Where It All Began

Where I am standing, shooting this video, is where my homelessness began, exactly 30 years ago. It is now a park, but it used to be a parking lot, and I lived in my car the parking lot, right there in front of the Davidson County/Nashville Court House. I would park my car down an alley until after hours, and then pull into this lot to spend the night. There are some new buildings, but for the most part it looks just like it did back in 1982, when I first arrived in Nashville.


About Kevin Barbieux

I have been diagnosed as being chronically homeless. I write about my experiences and opinions of being homeless


  1. Anonymous

    If you're not homeless now, but your mother still is, then why don't you just let her stay in your house or wherever you live at?


  2. I lived in Nashville for about 8 years and and it's amazing to hear stories about places I've often walked by but never gave a second thought about. Good post.


  3. I found this to be a very interesting blog. I'm not from where your from but I can relate. I too once lived in a car with my mother and my two brothers in New York City.
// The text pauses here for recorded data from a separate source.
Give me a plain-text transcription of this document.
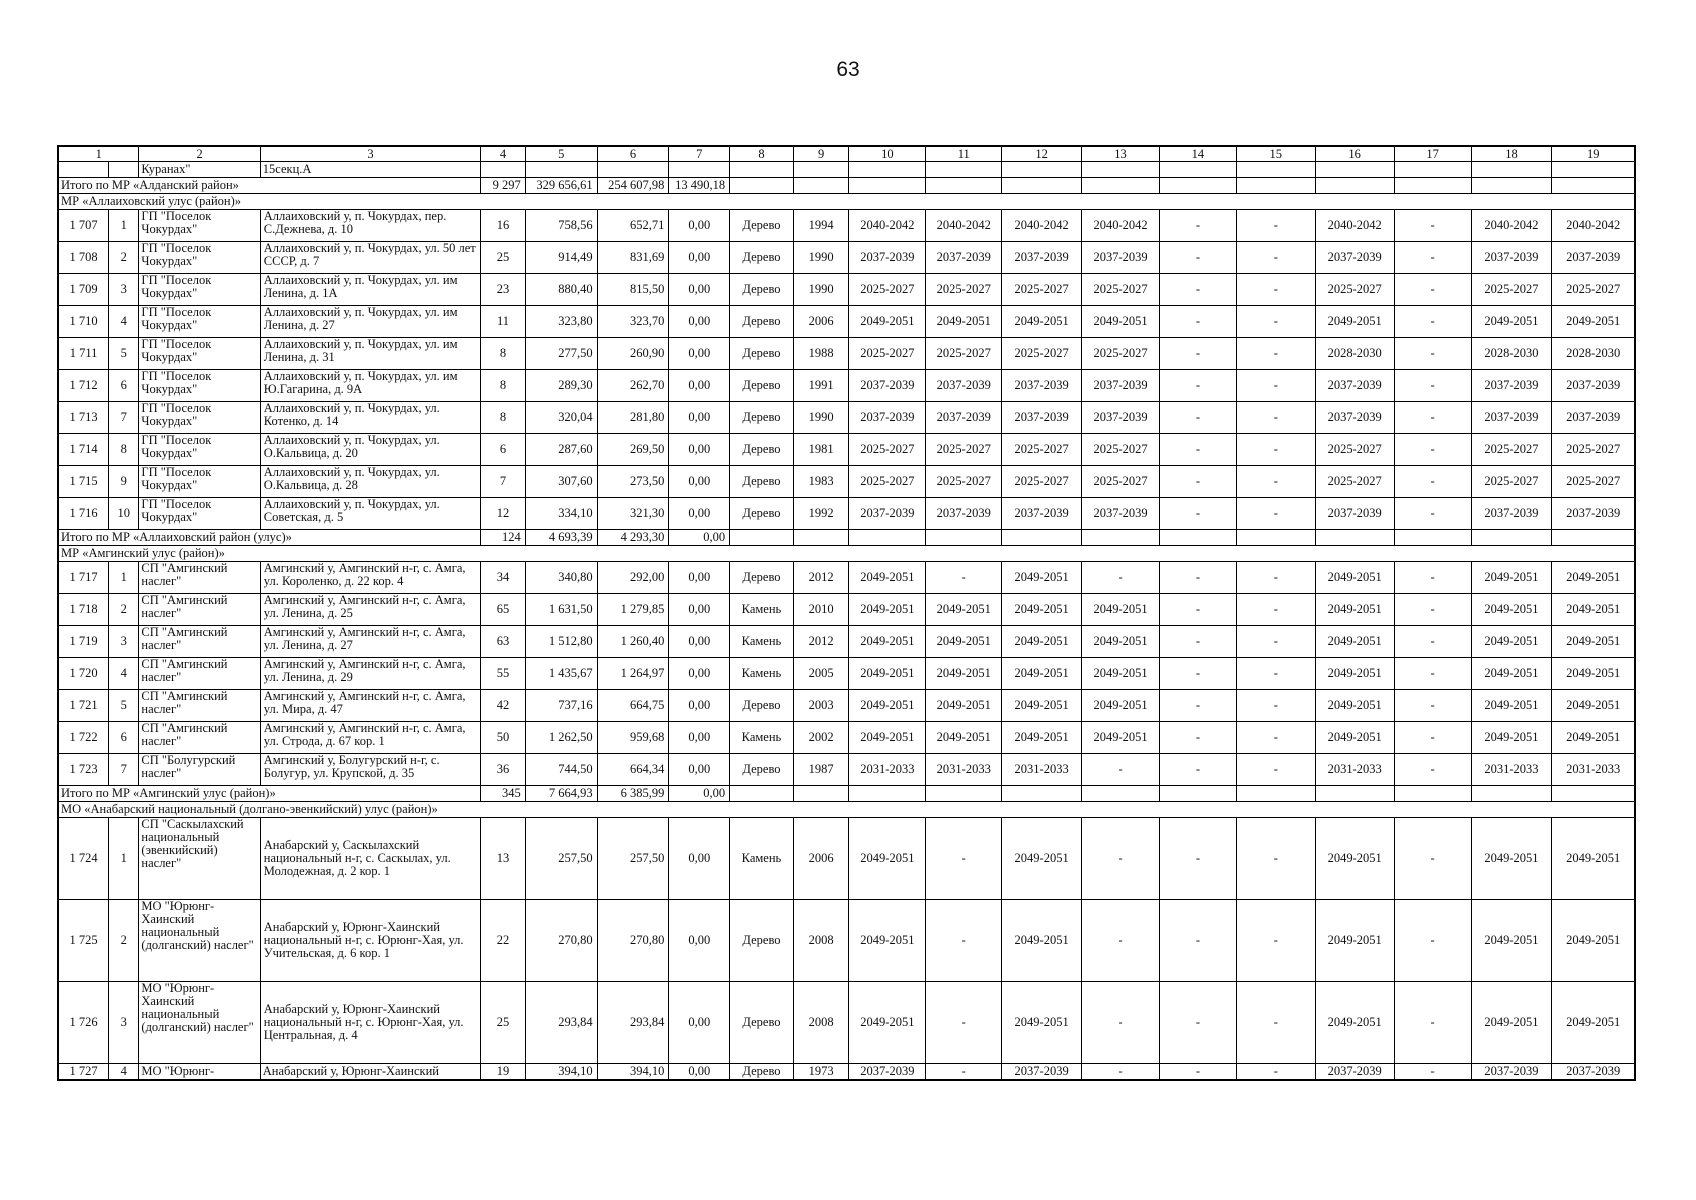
63
1		2	3	4	5	6	7	8	9	10	11	12	13	14	15	16	17	18	19
		Куранах"	15секц.А																
Итого по МР «Алданский район»				9 297	329 656,61	254 607,98	13 490,18												
МР «Аллаиховский улус (район)»																			
1 707	1	ГП "Поселок Чокурдах"	Аллаиховский у, п. Чокурдах, пер. С.Дежнева, д. 10	16	758,56	652,71	0,00	Дерево	1994	2040-2042	2040-2042	2040-2042	2040-2042	-	-	2040-2042	-	2040-2042	2040-2042
1 708	2	ГП "Поселок Чокурдах"	Аллаиховский у, п. Чокурдах, ул. 50 лет СССР, д. 7	25	914,49	831,69	0,00	Дерево	1990	2037-2039	2037-2039	2037-2039	2037-2039	-	-	2037-2039	-	2037-2039	2037-2039
1 709	3	ГП "Поселок Чокурдах"	Аллаиховский у, п. Чокурдах, ул. им Ленина, д. 1А	23	880,40	815,50	0,00	Дерево	1990	2025-2027	2025-2027	2025-2027	2025-2027	-	-	2025-2027	-	2025-2027	2025-2027
1 710	4	ГП "Поселок Чокурдах"	Аллаиховский у, п. Чокурдах, ул. им Ленина, д. 27	11	323,80	323,70	0,00	Дерево	2006	2049-2051	2049-2051	2049-2051	2049-2051	-	-	2049-2051	-	2049-2051	2049-2051
1 711	5	ГП "Поселок Чокурдах"	Аллаиховский у, п. Чокурдах, ул. им Ленина, д. 31	8	277,50	260,90	0,00	Дерево	1988	2025-2027	2025-2027	2025-2027	2025-2027	-	-	2028-2030	-	2028-2030	2028-2030
1 712	6	ГП "Поселок Чокурдах"	Аллаиховский у, п. Чокурдах, ул. им Ю.Гагарина, д. 9А	8	289,30	262,70	0,00	Дерево	1991	2037-2039	2037-2039	2037-2039	2037-2039	-	-	2037-2039	-	2037-2039	2037-2039
1 713	7	ГП "Поселок Чокурдах"	Аллаиховский у, п. Чокурдах, ул. Котенко, д. 14	8	320,04	281,80	0,00	Дерево	1990	2037-2039	2037-2039	2037-2039	2037-2039	-	-	2037-2039	-	2037-2039	2037-2039
1 714	8	ГП "Поселок Чокурдах"	Аллаиховский у, п. Чокурдах, ул. О.Кальвица, д. 20	6	287,60	269,50	0,00	Дерево	1981	2025-2027	2025-2027	2025-2027	2025-2027	-	-	2025-2027	-	2025-2027	2025-2027
1 715	9	ГП "Поселок Чокурдах"	Аллаиховский у, п. Чокурдах, ул. О.Кальвица, д. 28	7	307,60	273,50	0,00	Дерево	1983	2025-2027	2025-2027	2025-2027	2025-2027	-	-	2025-2027	-	2025-2027	2025-2027
1 716	10	ГП "Поселок Чокурдах"	Аллаиховский у, п. Чокурдах, ул. Советская, д. 5	12	334,10	321,30	0,00	Дерево	1992	2037-2039	2037-2039	2037-2039	2037-2039	-	-	2037-2039	-	2037-2039	2037-2039
Итого по МР «Аллаиховский район (улус)»				124	4 693,39	4 293,30	0,00												
МР «Амгинский улус (район)»																			
1 717	1	СП "Амгинский наслег"	Амгинский у, Амгинский н-г, с. Амга, ул. Короленко, д. 22 кор. 4	34	340,80	292,00	0,00	Дерево	2012	2049-2051	-	2049-2051	-	-	-	2049-2051	-	2049-2051	2049-2051
1 718	2	СП "Амгинский наслег"	Амгинский у, Амгинский н-г, с. Амга, ул. Ленина, д. 25	65	1 631,50	1 279,85	0,00	Камень	2010	2049-2051	2049-2051	2049-2051	2049-2051	-	-	2049-2051	-	2049-2051	2049-2051
1 719	3	СП "Амгинский наслег"	Амгинский у, Амгинский н-г, с. Амга, ул. Ленина, д. 27	63	1 512,80	1 260,40	0,00	Камень	2012	2049-2051	2049-2051	2049-2051	2049-2051	-	-	2049-2051	-	2049-2051	2049-2051
1 720	4	СП "Амгинский наслег"	Амгинский у, Амгинский н-г, с. Амга, ул. Ленина, д. 29	55	1 435,67	1 264,97	0,00	Камень	2005	2049-2051	2049-2051	2049-2051	2049-2051	-	-	2049-2051	-	2049-2051	2049-2051
1 721	5	СП "Амгинский наслег"	Амгинский у, Амгинский н-г, с. Амга, ул. Мира, д. 47	42	737,16	664,75	0,00	Дерево	2003	2049-2051	2049-2051	2049-2051	2049-2051	-	-	2049-2051	-	2049-2051	2049-2051
1 722	6	СП "Амгинский наслег"	Амгинский у, Амгинский н-г, с. Амга, ул. Строда, д. 67 кор. 1	50	1 262,50	959,68	0,00	Камень	2002	2049-2051	2049-2051	2049-2051	2049-2051	-	-	2049-2051	-	2049-2051	2049-2051
1 723	7	СП "Болугурский наслег"	Амгинский у, Болугурский н-г, с. Болугур, ул. Крупской, д. 35	36	744,50	664,34	0,00	Дерево	1987	2031-2033	2031-2033	2031-2033	-	-	-	2031-2033	-	2031-2033	2031-2033
Итого по МР «Амгинский улус (район)»				345	7 664,93	6 385,99	0,00												
МО «Анабарский национальный (долгано-эвенкийский) улус (район)»																			
1 724	1	СП "Саскылахский национальный (эвенкийский) наслег"	Анабарский у, Саскылахский национальный н-г, с. Саскылах, ул. Молодежная, д. 2 кор. 1	13	257,50	257,50	0,00	Камень	2006	2049-2051	-	2049-2051	-	-	-	2049-2051	-	2049-2051	2049-2051
1 725	2	МО "Юрюнг-Хаинский национальный (долганский) наслег"	Анабарский у, Юрюнг-Хаинский национальный н-г, с. Юрюнг-Хая, ул. Учительская, д. 6 кор. 1	22	270,80	270,80	0,00	Дерево	2008	2049-2051	-	2049-2051	-	-	-	2049-2051	-	2049-2051	2049-2051
1 726	3	МО "Юрюнг-Хаинский национальный (долганский) наслег"	Анабарский у, Юрюнг-Хаинский национальный н-г, с. Юрюнг-Хая, ул. Центральная, д. 4	25	293,84	293,84	0,00	Дерево	2008	2049-2051	-	2049-2051	-	-	-	2049-2051	-	2049-2051	2049-2051
1 727	4	МО "Юрюнг-	Анабарский у, Юрюнг-Хаинский	19	394,10	394,10	0,00	Дерево	1973	2037-2039	-	2037-2039	-	-	-	2037-2039	-	2037-2039	2037-2039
We would always have to pull into parking lot at night and spend the night there as well. My homelessness begun when i was about 9 years old. Although i am not homeless now my mother still is. She now lives in a Homeless shelter but before that she was still living in a car and bouncing from place to place.


  4. Anonymous

    I was married in that courthouse nearly 25 years ago, and remain married. So I had a different kind of beginning there. I've been reading The Homeless Guy blog for a few years, and I really appreciate the insight you provide. I've been a Room at the Inn volunteer at two different churches, and I served at St Patrick's shelter as it morphed into Safe Haven Shelter.
    When I first read of your autism and your thought that a lot of homeless folks were on the autism spectrum, I was skeptical. I thought that you might just be applying your own experience to others without a real basis for your thinking. In the 1980's mental hospitals began to release long term patients who'd been warehoused for years. It turns out that over 80% were on the Autism Spectrum. Few of these folks were diagnosed until exit interviews revealed their condition. And most quickly moved to the streets.